Inserido nas reuniões ordinárias mensais do Cindes Jovem, o projeto tem como objetivo trazer, a cada edição, um empresário ou executivo de sucesso para compartilhar suas experiências com os membros da entidade. Conforme explicou o presidente Renzo Colnago. “Entendemos que precisamos de um momento reservado com empresários de destaque para ouvirmos conselhos e dicas”, disse.

Pioneiro no Espírito Santo na prestação de serviços turísticos e corporativos, Edson Ruy disse que sua vocação para organizar viagens surgiu logo cedo quando, ainda cursando o ensino médio, organizou uma excursão com a turma em 1978.  A partir daí, surgiram vários convites para que ele estivesse à frente de pequenas viagens.

Em 1981, Edson Ruy decidiu fazer um curso de guia de turismo e passou a trabalhar para a agência do Grupo Águia Branca. Segundo ele, era uma época em que o turismo rodoviário estava muito forte no País. Esse período, ainda de acordo com Ruy, foi importante para que ele se consolidasse em sua vocação e conquistasse clientes. “Fui então construindo relacionamentos em todos os setores. Isso é muito importante para o crescimento do empresário”, destacou.

Em 1985, com o incentivo do pai, abandona o curso de Odontologia e a família decide abrir a Intercontinental. O foco, segundo ele, sempre foi se tornar uma operadora de viagens, oferecendo seus próprios pacotes e não apenas revendendo bilhetes aéreos.

Foram anos atuando fortemente em turismo rodoviário e em 1990 a empresa adquiriu o primeiro ônibus. “Fazíamos viagens de ônibus para toda a América Latina. Chegamos a viajar quase 30 dias seguidos”, contou. No entanto, a empresa já ensaiava alcançar outros mercados e antes disso, em 1986, iniciou a operação internacional para Chile e Argentina. A partir daí, o mundo era o limite.

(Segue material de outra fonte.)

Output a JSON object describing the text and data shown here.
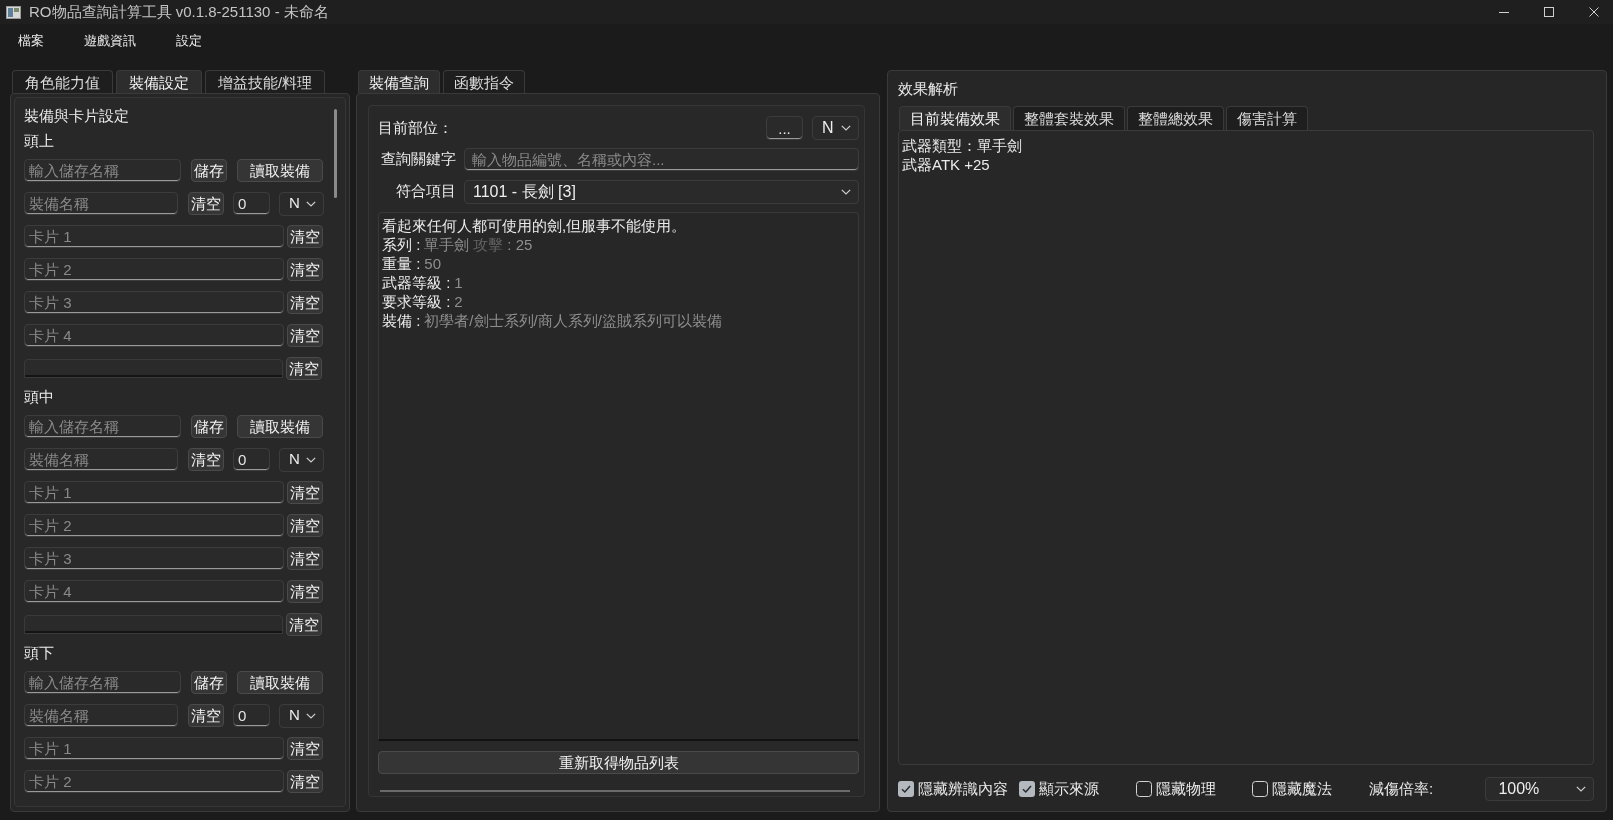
{
  "window": {
    "title": "RO物品查詢計算工具 v0.1.8-251130 - 未命名"
  },
  "menu": [
    {
      "label": "檔案"
    },
    {
      "label": "遊戲資訊"
    },
    {
      "label": "設定"
    }
  ],
  "equipment_panel": {
    "tabs": [
      {
        "label": "角色能力值",
        "selected": false
      },
      {
        "label": "裝備設定",
        "selected": true
      },
      {
        "label": "增益技能/料理",
        "selected": false
      }
    ],
    "title": "裝備與卡片設定",
    "slots": [
      {
        "label": "頭上",
        "save_name": {
          "placeholder": "輸入儲存名稱"
        },
        "save_button": "儲存",
        "load_button": "讀取裝備",
        "equipment": {
          "placeholder": "裝備名稱"
        },
        "equipment_clear": "清空",
        "refine": {
          "value": "0"
        },
        "grade": {
          "value": "N"
        },
        "cards": [
          {
            "placeholder": "卡片 1",
            "clear_button": "清空"
          },
          {
            "placeholder": "卡片 2",
            "clear_button": "清空"
          },
          {
            "placeholder": "卡片 3",
            "clear_button": "清空"
          },
          {
            "placeholder": "卡片 4",
            "clear_button": "清空"
          }
        ],
        "custom_effect": {
          "clear_button": "清空"
        }
      },
      {
        "label": "頭中",
        "save_name": {
          "placeholder": "輸入儲存名稱"
        },
        "save_button": "儲存",
        "load_button": "讀取裝備",
        "equipment": {
          "placeholder": "裝備名稱"
        },
        "equipment_clear": "清空",
        "refine": {
          "value": "0"
        },
        "grade": {
          "value": "N"
        },
        "cards": [
          {
            "placeholder": "卡片 1",
            "clear_button": "清空"
          },
          {
            "placeholder": "卡片 2",
            "clear_button": "清空"
          },
          {
            "placeholder": "卡片 3",
            "clear_button": "清空"
          },
          {
            "placeholder": "卡片 4",
            "clear_button": "清空"
          }
        ],
        "custom_effect": {
          "clear_button": "清空"
        }
      },
      {
        "label": "頭下",
        "save_name": {
          "placeholder": "輸入儲存名稱"
        },
        "save_button": "儲存",
        "load_button": "讀取裝備",
        "equipment": {
          "placeholder": "裝備名稱"
        },
        "equipment_clear": "清空",
        "refine": {
          "value": "0"
        },
        "grade": {
          "value": "N"
        },
        "cards": [
          {
            "placeholder": "卡片 1",
            "clear_button": "清空"
          },
          {
            "placeholder": "卡片 2",
            "clear_button": "清空"
          }
        ]
      }
    ]
  },
  "query_panel": {
    "tabs": [
      {
        "label": "裝備查詢",
        "selected": true
      },
      {
        "label": "函數指令",
        "selected": false
      }
    ],
    "slot_label": "目前部位：",
    "slot_field": {
      "value": "..."
    },
    "grade": {
      "value": "N"
    },
    "keyword": {
      "label": "查詢關鍵字",
      "placeholder": "輸入物品編號、名稱或內容..."
    },
    "match": {
      "label": "符合項目",
      "value": "1101 - 長劍 [3]"
    },
    "description": [
      [
        {
          "text": "看起來任何人都可使用的劍,但服事不能使用。",
          "kind": "label"
        }
      ],
      [
        {
          "text": "系列 :",
          "kind": "label"
        },
        {
          "text": "單手劍",
          "kind": "value"
        },
        {
          "text": "攻擊",
          "kind": "dark"
        },
        {
          "text": ": 25",
          "kind": "value"
        }
      ],
      [
        {
          "text": "重量 :",
          "kind": "label"
        },
        {
          "text": "50",
          "kind": "value"
        }
      ],
      [
        {
          "text": "武器等級 :",
          "kind": "label"
        },
        {
          "text": "1",
          "kind": "value"
        }
      ],
      [
        {
          "text": "要求等級 :",
          "kind": "label"
        },
        {
          "text": "2",
          "kind": "value"
        }
      ],
      [
        {
          "text": "裝備 :",
          "kind": "label"
        },
        {
          "text": "初學者/劍士系列/商人系列/盜賊系列可以裝備",
          "kind": "value"
        }
      ]
    ],
    "refresh_button": "重新取得物品列表"
  },
  "effects_panel": {
    "title": "效果解析",
    "tabs": [
      {
        "label": "目前裝備效果",
        "selected": true
      },
      {
        "label": "整體套裝效果",
        "selected": false
      },
      {
        "label": "整體總效果",
        "selected": false
      },
      {
        "label": "傷害計算",
        "selected": false
      }
    ],
    "lines": [
      "武器類型：單手劍",
      "武器ATK +25"
    ],
    "options": [
      {
        "label": "隱藏辨識內容",
        "checked": true
      },
      {
        "label": "顯示來源",
        "checked": true
      },
      {
        "label": "隱藏物理",
        "checked": false
      },
      {
        "label": "隱藏魔法",
        "checked": false
      }
    ],
    "damage_rate": {
      "label": "減傷倍率:",
      "value": "100%"
    }
  }
}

Edson Ruy contou sobre os vários desafios ao longo dessa história. Desde assumir uma operadora em Vitória, uma cidade relativamente pequena, até passar pelas mudanças de moeda. “ Em vários momentos achei que iriamos falir. A variação da economia, tantas mudanças, nos afetavam diretamente porque fechávamos pacotes em uma moeda e no outro dia já era outra. Por isso destaquei a resiliência, a persistência, porque foram dias difíceis”, contou.